Analysis of Four Misunderstandings

The signatory of the contract is an individual, not a futures fund-raising company.

Customers often ask this question: Why did you sign the contract with me in my own name, not the company? To put it simply, in fact, the contract signed by capital allocation belongs to a kind of private lending. As a private lending behavior, it is legal and effective and protected by law. Lending between individuals has always existed and is not illegal. Please refer to the Legal Provisions on Private Lending for the legal provisions on private lending. Therefore, in the process of matching funds with customers, the contracts signed are all signed by individuals. The signatory of the contract is generally the person in charge or legal person of the futures fund-raising company.

The comprehensive management fee is paid when signing the contract, not at the end of the month.

At present, the agreements of some fund-raising companies also stipulate when the distribution fee will be paid, but many fund-raisers still think that the management fee will be paid at the end of the month, but this idea is wrong. Investors are reminded that regular fund-raising companies will have a set of systematic financial processes. When the funds are handed over to the fundraiser, the accounts need to be settled in a unified way. If the fundraiser lags behind, it will not be able to guarantee the normal capital flow and risk accounting of the risk control manager's account. Therefore, the friends who funded the fund remember that the comprehensive management fee was paid when signing the contract.

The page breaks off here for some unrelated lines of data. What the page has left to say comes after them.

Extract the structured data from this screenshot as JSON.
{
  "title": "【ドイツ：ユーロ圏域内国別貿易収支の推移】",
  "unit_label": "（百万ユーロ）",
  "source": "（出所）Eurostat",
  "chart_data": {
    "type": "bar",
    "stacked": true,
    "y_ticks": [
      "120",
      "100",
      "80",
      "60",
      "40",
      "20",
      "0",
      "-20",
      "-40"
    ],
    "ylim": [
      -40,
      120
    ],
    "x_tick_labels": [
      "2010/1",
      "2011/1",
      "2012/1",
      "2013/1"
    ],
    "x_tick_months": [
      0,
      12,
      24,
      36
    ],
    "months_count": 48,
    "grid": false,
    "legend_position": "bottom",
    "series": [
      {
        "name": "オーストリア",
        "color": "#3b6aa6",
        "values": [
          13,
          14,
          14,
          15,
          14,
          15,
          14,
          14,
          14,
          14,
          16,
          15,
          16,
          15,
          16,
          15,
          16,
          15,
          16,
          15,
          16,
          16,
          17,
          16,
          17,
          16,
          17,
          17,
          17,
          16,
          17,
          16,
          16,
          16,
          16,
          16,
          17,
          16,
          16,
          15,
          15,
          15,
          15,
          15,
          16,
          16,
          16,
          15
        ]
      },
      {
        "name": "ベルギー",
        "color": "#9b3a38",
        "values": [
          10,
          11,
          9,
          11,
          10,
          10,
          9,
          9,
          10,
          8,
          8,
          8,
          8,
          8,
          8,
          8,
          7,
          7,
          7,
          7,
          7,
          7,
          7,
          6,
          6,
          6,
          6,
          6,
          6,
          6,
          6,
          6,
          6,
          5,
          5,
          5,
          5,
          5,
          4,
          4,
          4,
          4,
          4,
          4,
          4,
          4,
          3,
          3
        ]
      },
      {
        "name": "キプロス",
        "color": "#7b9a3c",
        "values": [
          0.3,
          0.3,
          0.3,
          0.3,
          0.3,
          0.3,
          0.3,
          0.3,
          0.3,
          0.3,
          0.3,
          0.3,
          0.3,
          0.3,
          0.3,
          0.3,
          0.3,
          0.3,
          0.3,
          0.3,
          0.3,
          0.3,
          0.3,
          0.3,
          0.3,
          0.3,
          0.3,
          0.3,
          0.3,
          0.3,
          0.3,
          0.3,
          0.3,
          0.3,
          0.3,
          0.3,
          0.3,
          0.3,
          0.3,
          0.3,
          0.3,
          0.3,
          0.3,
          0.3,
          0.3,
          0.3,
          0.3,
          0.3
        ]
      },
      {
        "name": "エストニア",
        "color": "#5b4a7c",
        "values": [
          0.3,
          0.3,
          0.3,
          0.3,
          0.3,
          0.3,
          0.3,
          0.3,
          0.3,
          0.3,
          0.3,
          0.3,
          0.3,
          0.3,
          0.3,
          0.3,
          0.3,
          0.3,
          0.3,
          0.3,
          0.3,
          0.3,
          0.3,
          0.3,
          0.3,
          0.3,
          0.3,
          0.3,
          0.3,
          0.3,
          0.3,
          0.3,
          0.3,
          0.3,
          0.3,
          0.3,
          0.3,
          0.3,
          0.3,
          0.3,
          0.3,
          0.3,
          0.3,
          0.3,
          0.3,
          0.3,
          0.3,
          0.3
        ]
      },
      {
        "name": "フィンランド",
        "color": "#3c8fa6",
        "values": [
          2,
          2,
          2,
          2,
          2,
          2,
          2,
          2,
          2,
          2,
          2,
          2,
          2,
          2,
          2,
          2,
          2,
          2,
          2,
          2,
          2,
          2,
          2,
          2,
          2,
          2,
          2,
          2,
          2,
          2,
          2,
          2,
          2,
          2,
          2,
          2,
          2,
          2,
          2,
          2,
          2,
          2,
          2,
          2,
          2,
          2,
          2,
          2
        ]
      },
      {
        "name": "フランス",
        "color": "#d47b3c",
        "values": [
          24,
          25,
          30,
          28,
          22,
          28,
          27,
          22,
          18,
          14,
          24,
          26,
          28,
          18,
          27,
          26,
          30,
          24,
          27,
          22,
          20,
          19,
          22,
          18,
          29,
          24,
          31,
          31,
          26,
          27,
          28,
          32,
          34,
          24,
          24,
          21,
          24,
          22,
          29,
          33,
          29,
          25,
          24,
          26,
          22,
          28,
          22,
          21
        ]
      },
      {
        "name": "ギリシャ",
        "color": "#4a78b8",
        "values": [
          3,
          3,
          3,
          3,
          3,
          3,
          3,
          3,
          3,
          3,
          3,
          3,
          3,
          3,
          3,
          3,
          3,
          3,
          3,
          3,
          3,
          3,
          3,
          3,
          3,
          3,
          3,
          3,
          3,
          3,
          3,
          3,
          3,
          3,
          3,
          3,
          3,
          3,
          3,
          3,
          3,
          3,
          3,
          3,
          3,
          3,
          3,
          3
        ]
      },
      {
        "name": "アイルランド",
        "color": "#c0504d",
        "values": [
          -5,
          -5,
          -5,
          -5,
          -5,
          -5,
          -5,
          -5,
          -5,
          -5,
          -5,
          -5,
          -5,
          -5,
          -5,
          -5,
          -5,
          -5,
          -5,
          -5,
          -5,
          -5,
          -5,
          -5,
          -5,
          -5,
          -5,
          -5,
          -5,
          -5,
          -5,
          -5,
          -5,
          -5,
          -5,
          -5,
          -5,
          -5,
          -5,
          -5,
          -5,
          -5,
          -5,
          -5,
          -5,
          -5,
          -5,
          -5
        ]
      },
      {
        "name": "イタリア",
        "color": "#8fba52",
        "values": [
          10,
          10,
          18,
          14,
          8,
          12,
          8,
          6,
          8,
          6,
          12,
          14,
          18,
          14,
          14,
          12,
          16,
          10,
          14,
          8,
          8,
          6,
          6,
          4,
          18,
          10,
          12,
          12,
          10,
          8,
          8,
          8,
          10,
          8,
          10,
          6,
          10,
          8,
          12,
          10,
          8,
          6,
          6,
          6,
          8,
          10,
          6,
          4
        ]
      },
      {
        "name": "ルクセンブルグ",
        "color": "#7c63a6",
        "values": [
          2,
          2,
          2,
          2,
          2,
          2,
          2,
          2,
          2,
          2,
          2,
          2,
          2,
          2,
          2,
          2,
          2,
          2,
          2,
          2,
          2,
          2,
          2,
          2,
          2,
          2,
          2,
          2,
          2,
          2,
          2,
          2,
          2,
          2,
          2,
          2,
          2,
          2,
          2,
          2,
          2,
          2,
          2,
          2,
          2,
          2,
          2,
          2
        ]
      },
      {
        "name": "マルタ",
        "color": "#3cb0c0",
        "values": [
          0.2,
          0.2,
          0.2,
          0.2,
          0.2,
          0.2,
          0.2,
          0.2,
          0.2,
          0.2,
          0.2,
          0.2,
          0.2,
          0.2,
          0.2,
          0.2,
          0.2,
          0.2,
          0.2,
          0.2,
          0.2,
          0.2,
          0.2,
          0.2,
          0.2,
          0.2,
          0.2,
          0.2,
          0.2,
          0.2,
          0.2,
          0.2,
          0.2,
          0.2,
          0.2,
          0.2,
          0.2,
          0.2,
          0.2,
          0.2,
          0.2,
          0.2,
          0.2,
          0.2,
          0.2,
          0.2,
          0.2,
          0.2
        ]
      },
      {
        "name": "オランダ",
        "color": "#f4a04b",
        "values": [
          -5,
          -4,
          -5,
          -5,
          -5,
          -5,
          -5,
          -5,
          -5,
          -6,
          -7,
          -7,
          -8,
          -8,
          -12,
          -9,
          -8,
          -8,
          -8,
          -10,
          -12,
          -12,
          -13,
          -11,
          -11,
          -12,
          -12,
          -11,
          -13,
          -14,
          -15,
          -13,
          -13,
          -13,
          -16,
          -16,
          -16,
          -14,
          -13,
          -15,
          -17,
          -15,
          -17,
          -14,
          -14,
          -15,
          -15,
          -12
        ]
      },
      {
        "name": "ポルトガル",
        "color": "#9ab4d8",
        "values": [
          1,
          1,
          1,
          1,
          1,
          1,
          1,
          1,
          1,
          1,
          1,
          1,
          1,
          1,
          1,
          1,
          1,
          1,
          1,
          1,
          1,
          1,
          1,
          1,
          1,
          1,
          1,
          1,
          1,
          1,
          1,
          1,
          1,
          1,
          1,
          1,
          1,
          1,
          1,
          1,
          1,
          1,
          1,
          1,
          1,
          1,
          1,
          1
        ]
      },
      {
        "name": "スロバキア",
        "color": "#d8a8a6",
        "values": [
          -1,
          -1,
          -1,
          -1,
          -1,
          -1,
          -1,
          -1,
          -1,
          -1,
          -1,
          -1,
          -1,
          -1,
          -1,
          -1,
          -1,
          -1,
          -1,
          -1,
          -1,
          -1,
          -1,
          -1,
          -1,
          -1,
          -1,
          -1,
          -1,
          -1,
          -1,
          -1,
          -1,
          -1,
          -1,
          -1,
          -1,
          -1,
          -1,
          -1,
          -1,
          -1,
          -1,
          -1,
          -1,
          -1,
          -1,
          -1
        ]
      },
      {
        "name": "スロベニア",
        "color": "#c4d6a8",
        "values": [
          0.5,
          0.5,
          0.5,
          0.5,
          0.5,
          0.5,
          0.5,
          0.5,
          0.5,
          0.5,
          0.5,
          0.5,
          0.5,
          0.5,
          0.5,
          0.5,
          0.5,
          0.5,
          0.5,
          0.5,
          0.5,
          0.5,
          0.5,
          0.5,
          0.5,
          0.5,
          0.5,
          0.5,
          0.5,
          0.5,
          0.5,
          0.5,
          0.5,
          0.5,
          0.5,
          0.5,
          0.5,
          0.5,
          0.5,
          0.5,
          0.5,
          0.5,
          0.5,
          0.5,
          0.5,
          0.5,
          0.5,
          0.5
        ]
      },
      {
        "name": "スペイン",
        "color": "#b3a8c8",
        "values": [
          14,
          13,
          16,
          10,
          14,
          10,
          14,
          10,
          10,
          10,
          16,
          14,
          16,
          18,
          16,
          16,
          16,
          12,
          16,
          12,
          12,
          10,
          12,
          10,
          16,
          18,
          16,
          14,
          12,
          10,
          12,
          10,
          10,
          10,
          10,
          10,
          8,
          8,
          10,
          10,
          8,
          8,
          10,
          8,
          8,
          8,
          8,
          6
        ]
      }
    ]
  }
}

The temptation of high proportion leverage

When the capital allocation ratio of 1: 10 is common in this industry, more radical companies put forward this staggering high ratio of 1: 100. If the customer makes a profit, that's fine, but if the market environment is not good and the account is forced to stop by the wind controller, then the customer's funds may be wiped out. Any kind of investment is not a gambling tool. Similarly, capital allocation is not for you to operate with this mentality, so this gambler-style capital allocation is absolutely not desirable.

The contract fee is hidden.

There are two main ways to regulate the charges of futures fund-raising companies, one is the monthly management fee, and the other is the fee spread. However, at present, some fund-raising companies will charge other fees besides these two items, and they are all hidden in the contract. Therefore, when you make a capital allocation, you must carefully look at it one by one and clearly define the responsibilities and obligations of both parties. It is not too late to sign it again. Our charging method is based on the first method, that is, we only charge management fees (no free funds from customers), and there are no other hidden charges.